Risk-based sampling can greatly improve the efficiency of cohort studies for assessing the contribution of uncommon genetic and environmental factors to risk of diseases that are not extremely rare and that have an etiology that is in part genetic. When appropriately targeted, such strategies will likely also improve compliance and data quality. Our power calculations document that the benefit of risk-based sampling is attributable to increasing the prevalence of uncommon risk alleles as well as to the expected accrual of additional cases, the latter being the more important contributor. Nonetheless, the increased accrual is likely the result of the combined impact of increases in the prevalence of many rare risk alleles and exposures.
Although we have documented substantial power gains, these gains are most modest for causative genetic variants that are very common (refer to the figures) or, equivalently, for protective genetic variants that are uncommon. However, causative variants may often have a prevalence in the range of 10 percent or less, where achieving adequate power will be the investigator's greatest challenge, especially for detection of gene-by-environment interactions.
Closely related designs have been used to study the risk of events associated with an elevated recurrence risk, such as pregnancy complications. For conditions expressed early in life, maternally mediated genetic effects may be important (12
) because the mother's genotype can act on her phenotype during pregnancy and thereby influence her phenotype and that of her offspring. Such maternal influences may even be important for the development of later diseases, such as schizophrenia or breast cancer (13
). In the presence of such a mechanism, use of these designs will again enrich the parental genotype distribution for causative genes compared with what would be seen with random sampling, potentially reflecting both maternal and offspring genotype effects.
To the extent that maternally mediated effects are biologically plausible, if the mothers of cohort (or case/control) participants are not themselves genotyped, then any estimated effect of the offspring genotype must be interpreted with caution. This is classic confounding: the maternal genotype can act as a cause of both the offspring genotype and the condition. So, particularly when studying a disease with onset early in life, one should consider genotyping both the offspring and the mothers (14
). The implications of risk-based sampling for such a study are the subject of ongoing work.

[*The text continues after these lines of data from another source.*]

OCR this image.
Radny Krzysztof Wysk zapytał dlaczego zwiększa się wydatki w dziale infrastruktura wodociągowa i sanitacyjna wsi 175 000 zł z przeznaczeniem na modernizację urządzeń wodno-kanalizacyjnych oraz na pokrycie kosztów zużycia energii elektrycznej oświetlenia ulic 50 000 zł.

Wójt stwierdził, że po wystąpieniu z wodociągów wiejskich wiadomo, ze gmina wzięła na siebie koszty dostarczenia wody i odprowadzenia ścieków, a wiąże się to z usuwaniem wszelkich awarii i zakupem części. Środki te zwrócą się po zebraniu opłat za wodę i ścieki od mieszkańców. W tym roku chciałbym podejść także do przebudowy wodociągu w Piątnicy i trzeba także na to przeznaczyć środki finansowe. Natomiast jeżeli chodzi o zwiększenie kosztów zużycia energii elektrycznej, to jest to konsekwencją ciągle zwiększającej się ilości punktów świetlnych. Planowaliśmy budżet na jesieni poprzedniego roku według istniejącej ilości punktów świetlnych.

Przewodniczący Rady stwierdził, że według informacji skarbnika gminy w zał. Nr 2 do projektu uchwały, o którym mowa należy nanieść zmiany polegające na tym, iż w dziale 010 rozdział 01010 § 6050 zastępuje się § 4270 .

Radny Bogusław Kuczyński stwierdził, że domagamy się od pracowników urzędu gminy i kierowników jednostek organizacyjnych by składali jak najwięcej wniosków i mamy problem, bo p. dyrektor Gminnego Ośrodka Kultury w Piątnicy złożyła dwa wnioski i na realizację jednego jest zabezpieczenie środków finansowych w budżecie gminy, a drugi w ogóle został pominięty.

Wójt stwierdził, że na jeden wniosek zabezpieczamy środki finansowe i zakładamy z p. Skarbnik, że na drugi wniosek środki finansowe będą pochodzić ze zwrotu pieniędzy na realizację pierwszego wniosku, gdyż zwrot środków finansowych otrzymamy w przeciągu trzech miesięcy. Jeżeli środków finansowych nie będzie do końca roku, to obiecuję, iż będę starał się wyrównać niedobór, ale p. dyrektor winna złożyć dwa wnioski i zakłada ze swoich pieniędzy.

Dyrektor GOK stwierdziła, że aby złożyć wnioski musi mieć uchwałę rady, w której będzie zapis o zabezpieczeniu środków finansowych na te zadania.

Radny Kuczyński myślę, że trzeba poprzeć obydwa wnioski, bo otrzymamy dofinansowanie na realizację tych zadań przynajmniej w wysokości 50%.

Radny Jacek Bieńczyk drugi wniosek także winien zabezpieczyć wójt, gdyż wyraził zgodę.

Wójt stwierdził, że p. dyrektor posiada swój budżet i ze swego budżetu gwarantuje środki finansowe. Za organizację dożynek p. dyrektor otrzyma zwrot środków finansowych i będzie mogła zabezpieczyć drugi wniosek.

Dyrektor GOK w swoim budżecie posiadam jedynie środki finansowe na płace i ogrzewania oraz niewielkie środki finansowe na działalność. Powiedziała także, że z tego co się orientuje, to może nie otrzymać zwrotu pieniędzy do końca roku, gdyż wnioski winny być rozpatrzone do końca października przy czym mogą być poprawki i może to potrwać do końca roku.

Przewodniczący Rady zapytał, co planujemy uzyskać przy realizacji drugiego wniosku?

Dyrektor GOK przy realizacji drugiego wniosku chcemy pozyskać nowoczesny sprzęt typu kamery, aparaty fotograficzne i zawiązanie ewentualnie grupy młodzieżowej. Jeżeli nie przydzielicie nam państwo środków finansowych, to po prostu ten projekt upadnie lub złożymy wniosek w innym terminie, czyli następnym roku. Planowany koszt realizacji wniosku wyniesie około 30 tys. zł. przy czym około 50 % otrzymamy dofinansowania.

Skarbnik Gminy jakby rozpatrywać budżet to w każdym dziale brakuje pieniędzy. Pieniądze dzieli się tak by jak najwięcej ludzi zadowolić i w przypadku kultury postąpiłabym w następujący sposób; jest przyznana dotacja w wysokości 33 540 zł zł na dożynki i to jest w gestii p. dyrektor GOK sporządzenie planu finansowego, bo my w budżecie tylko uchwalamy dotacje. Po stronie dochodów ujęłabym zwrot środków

One concern sometimes raised in the context of risk-based sampling, although with little empirical support, involves the idea that “bludgeon” genes may obstruct assessment of environmental effects. Consider the example of BRCA1
genes in the sisters of women with breast cancer. It is estimated that about 0.2 percent of the population and 2 percent of breast cancer cases carry one or more risk alleles at these genes (www.cancer.gov/cancertopics/pdq/genetics/breast-and-ovarian/HealthProfessional/
). If so, about 1 percent of sisters of cases are carriers. We estimate that in the Sister Study cohort, approximately 1,500 new cases will be diagnosed in 5 years of follow-up. On the basis of an odds ratio of 10 for mutation carriers, approximately 112 of these new cases will carry a deleterious BRCA1
mutation. Thus, while the increase in prevalence for rare variants is substantial, the majority of cases of disease will not be attributable to this potent cause. Environmental factors should remain detectable. In particular, the study may also be able to identify environmental cofactors for the known breast cancer genes. The same reasoning would apply to any disease where the relative risk associated with having a first-degree relative who is affected is modest.

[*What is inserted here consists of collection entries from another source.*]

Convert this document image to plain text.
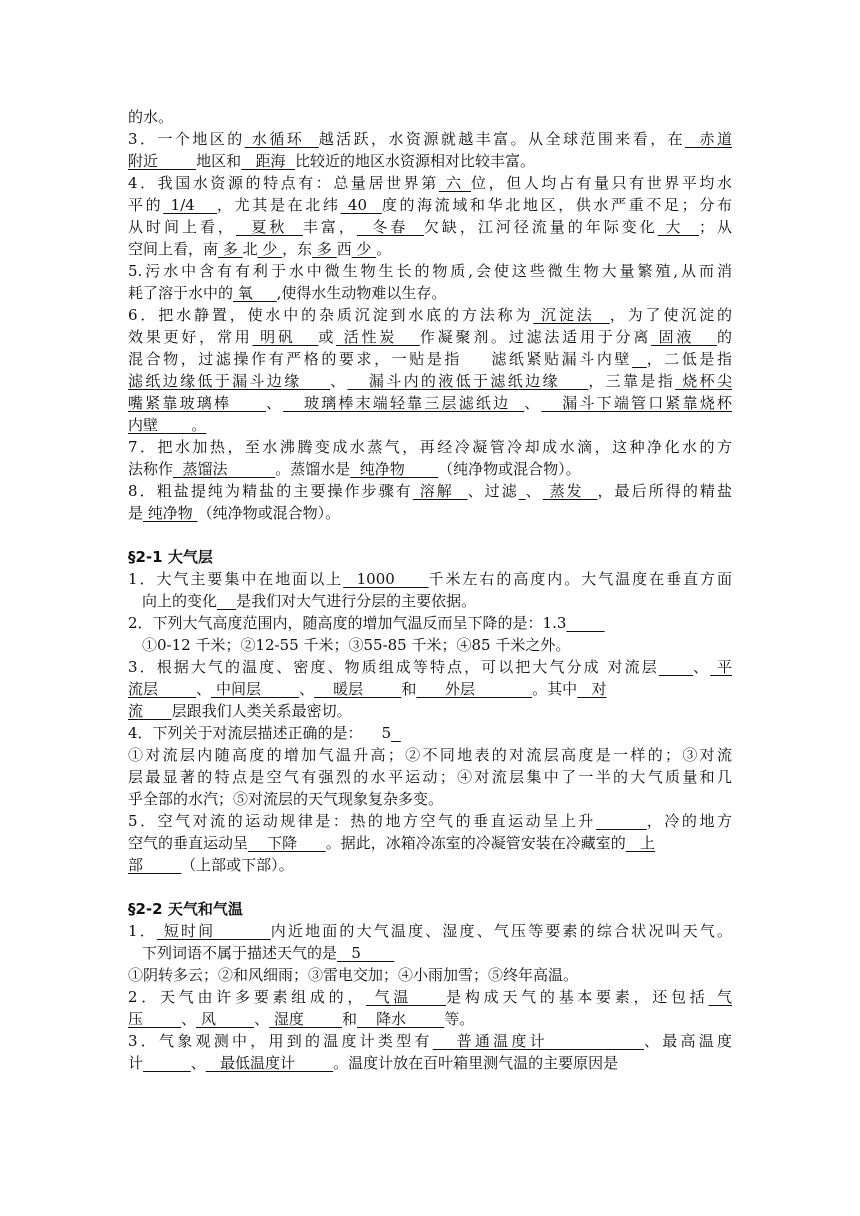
的水。
3．一个地区的 水循环  越活跃，水资源就越丰富。从全球范围来看，在  赤道
附近        地区和   距海  比较近的地区水资源相对比较丰富。
4．我国水资源的特点有：总量居世界第 六 位，但人均占有量只有世界平均水
平的 1/4   ，尤其是在北纬 40  度的海流域和华北地区，供水严重不足；分布
从时间上看，  夏秋  丰富，  冬春  欠缺，江河径流量的年际变化 大  ；从
空间上看，南 多 北 少 ，东 多 西 少 。
5.污水中含有有利于水中微生物生长的物质,会使这些微生物大量繁殖,从而消
耗了溶于水中的 氧     ,使得水生动物难以生存。
6．把水静置，使水中的杂质沉淀到水底的方法称为 沉淀法  ，为了使沉淀的
效果更好，常用 明矾   或 活性炭   作凝聚剂。过滤法适用于分离 固液   的
混合物，过滤操作有严格的要求，一贴是指    滤纸紧贴漏斗内壁 ，二低是指
滤纸边缘低于漏斗边缘    、   漏斗内的液低于滤纸边缘    ，三靠是指 烧杯尖
嘴紧靠玻璃棒     、   玻璃棒末端轻靠三层滤纸边  、   漏斗下端管口紧靠烧杯
内壁       。
7．把水加热，至水沸腾变成水蒸气，再经冷凝管冷却成水滴，这种净化水的方
法称作  蒸馏法          。蒸馏水是  纯净物       （纯净物或混合物）。
8．粗盐提纯为精盐的主要操作步骤有 溶解  、过滤 、 蒸发  ，最后所得的精盐
是 纯净物 （纯净物或混合物）。
§2-1 大气层
1．大气主要集中在地面以上  1000     千米左右的高度内。大气温度在垂直方面
向上的变化 是我们对大气进行分层的主要依据。
2．下列大气高度范围内，随高度的增加气温反而呈下降的是：1.3
①0-12 千米；②12-55 千米；③55-85 千米；④85 千米之外。
3．根据大气的温度、密度、物质组成等特点，可以把大气分成 对流层 、 平
流层        、 中间层        、    暖层        和      外层            。其中   对
流      层跟我们人类关系最密切。
4．下列关于对流层描述正确的是：    5
①对流层内随高度的增加气温升高；②不同地表的对流层高度是一样的；③对流
层最显著的特点是空气有强烈的水平运动；④对流层集中了一半的大气质量和几
乎全部的水汽；⑤对流层的天气现象复杂多变。
5．空气对流的运动规律是：热的地方空气的垂直运动呈上升	，冷的地方
空气的垂直运动呈    下降      。据此，冰箱冷冻室的冷凝管安装在冷藏室的   上
部        （上部或下部）。
§2-2 天气和气温
1． 短时间        内近地面的大气温度、湿度、气压等要素的综合状况叫天气。
下列词语不属于描述天气的是   5
①阴转多云；②和风细雨；③雷电交加；④小雨加雪；⑤终年高温。
2．天气由许多要素组成的， 气温    是构成天气的基本要素，还包括 气
压        、 风        、 湿度        和    降水        等。
3．气象观测中，用到的温度计类型有   普通温度计            、最高温度
计	、   最低温度计        。温度计放在百叶箱里测气温的主要原因是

Two additional concerns are sometimes raised: does risk-based sampling limit generalizability of the findings, and does it limit the investigator's ability to study outcomes other than those selected for? Thus, for example, can findings for risk factors be taken to hold also for individuals who do not have a sibling with the condition under study? In addition, can other conditions be validly studied, for example, osteoporosis in the Sister Study cohort?
Even when risk has a familial pattern, however, most diseases are not strongly genetic. There is typically no reason to believe that the siblings of cases are fundamentally biologically different from individuals without an affected sibling. The concordance rate for breast cancer in identical twins is modest (15
), suggesting that lifestyle and environmental factors play an important role. Moreover, studies of migrant populations reveal that for many complex diseases such as breast cancer, immigrants adopt the risk of their adopted country within a few generations (16
), again suggesting that environmental and behavioral factors play a major role in determining susceptibility. While exposure relative risks that apply to first-degree relatives of cases may be slightly different from those in the general population, marked differences would not be expected. Neither the risk factors themselves nor the directions of association for those factors should be different for siblings of affected individuals.

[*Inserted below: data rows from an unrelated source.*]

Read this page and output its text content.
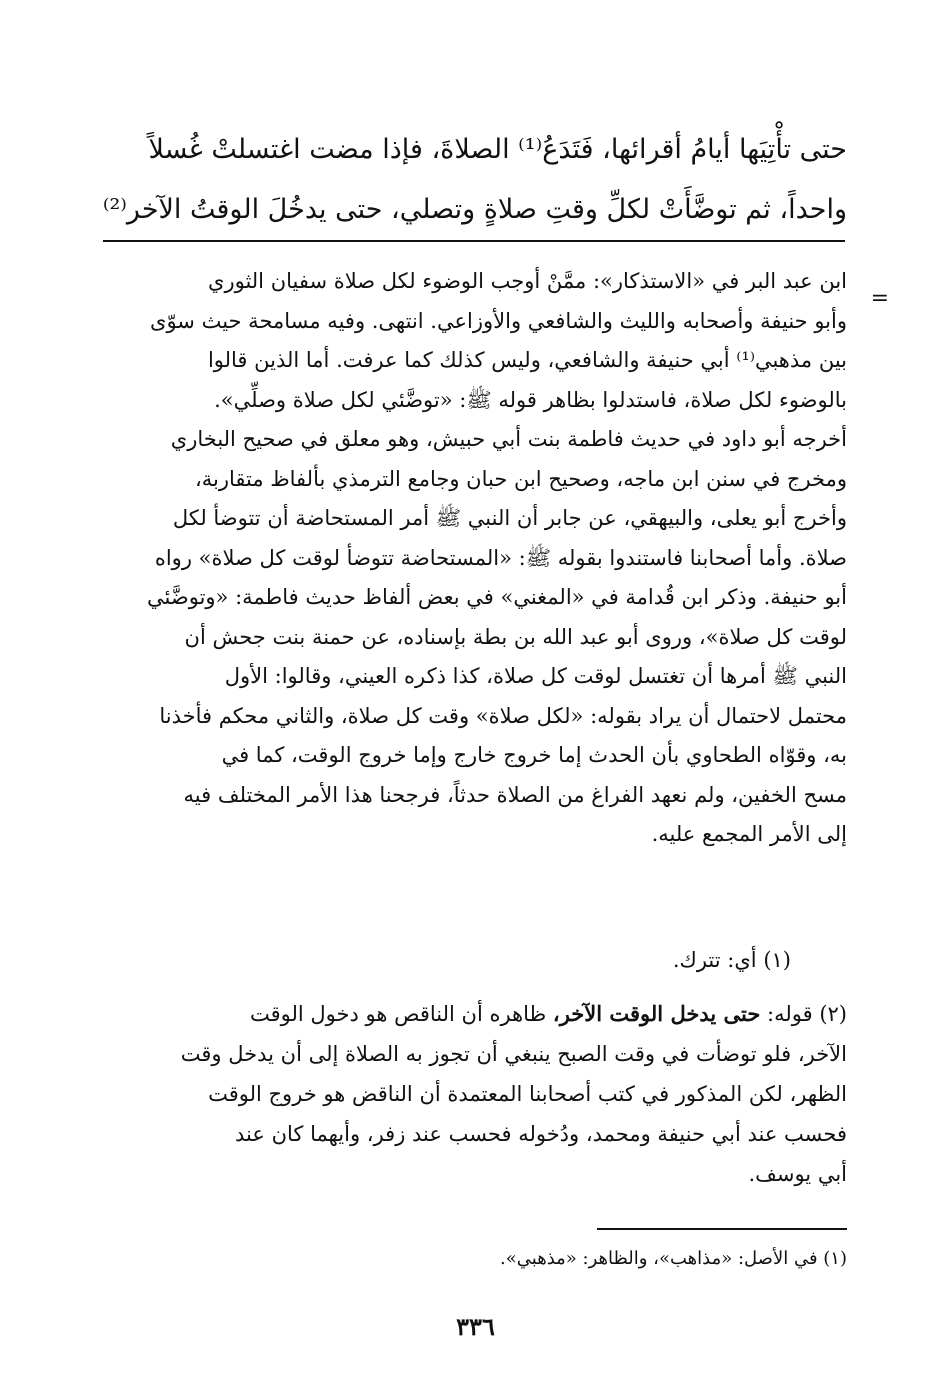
حتى تأْتِيَها أيامُ أقرائها، فَتَدَعُ⁽¹⁾ الصلاةَ، فإذا مضت اغتسلتْ غُسلاً
واحداً، ثم توضَّأَتْ لكلِّ وقتِ صلاةٍ وتصلي، حتى يدخُلَ الوقتُ الآخر⁽²⁾
=
ابن عبد البر في «الاستذكار»: ممَّنْ أوجب الوضوء لكل صلاة سفيان الثوري
وأبو حنيفة وأصحابه والليث والشافعي والأوزاعي. انتهى. وفيه مسامحة حيث سوّى
بين مذهبي⁽¹⁾ أبي حنيفة والشافعي، وليس كذلك كما عرفت. أما الذين قالوا
بالوضوء لكل صلاة، فاستدلوا بظاهر قوله ﷺ: «توضَّئي لكل صلاة وصلِّي».
أخرجه أبو داود في حديث فاطمة بنت أبي حبيش، وهو معلق في صحيح البخاري
ومخرج في سنن ابن ماجه، وصحيح ابن حبان وجامع الترمذي بألفاظ متقاربة،
وأخرج أبو يعلى، والبيهقي، عن جابر أن النبي ﷺ أمر المستحاضة أن تتوضأ لكل
صلاة. وأما أصحابنا فاستندوا بقوله ﷺ: «المستحاضة تتوضأ لوقت كل صلاة» رواه
أبو حنيفة. وذكر ابن قُدامة في «المغني» في بعض ألفاظ حديث فاطمة: «وتوضَّئي
لوقت كل صلاة»، وروى أبو عبد الله بن بطة بإسناده، عن حمنة بنت جحش أن
النبي ﷺ أمرها أن تغتسل لوقت كل صلاة، كذا ذكره العيني، وقالوا: الأول
محتمل لاحتمال أن يراد بقوله: «لكل صلاة» وقت كل صلاة، والثاني محكم فأخذنا
به، وقوّاه الطحاوي بأن الحدث إما خروج خارج وإما خروج الوقت، كما في
مسح الخفين، ولم نعهد الفراغ من الصلاة حدثاً، فرجحنا هذا الأمر المختلف فيه
إلى الأمر المجمع عليه.
(١) أي: تترك.
(٢) قوله: حتى يدخل الوقت الآخر، ظاهره أن الناقص هو دخول الوقت
الآخر، فلو توضأت في وقت الصبح ينبغي أن تجوز به الصلاة إلى أن يدخل وقت
الظهر، لكن المذكور في كتب أصحابنا المعتمدة أن الناقض هو خروج الوقت
فحسب عند أبي حنيفة ومحمد، ودُخوله فحسب عند زفر، وأيهما كان عند
أبي يوسف.
(١) في الأصل: «مذاهب»، والظاهر: «مذهبي».
٣٣٦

A risk-based cohort is made up of volunteers, as is true of most cohort studies, and if one does not begin with a known sampling frame and achieve a high participation rate, then the “worried well” may be overrepresented. Although volunteer-based cohort studies enjoy internal validity, the measurable relative risks might not coincide precisely with those for the population at large. Nonetheless, risk-based sampling can greatly enhance our ability to design efficient prospective studies of complex conditions to identify both genetic and environmental contributors to risk.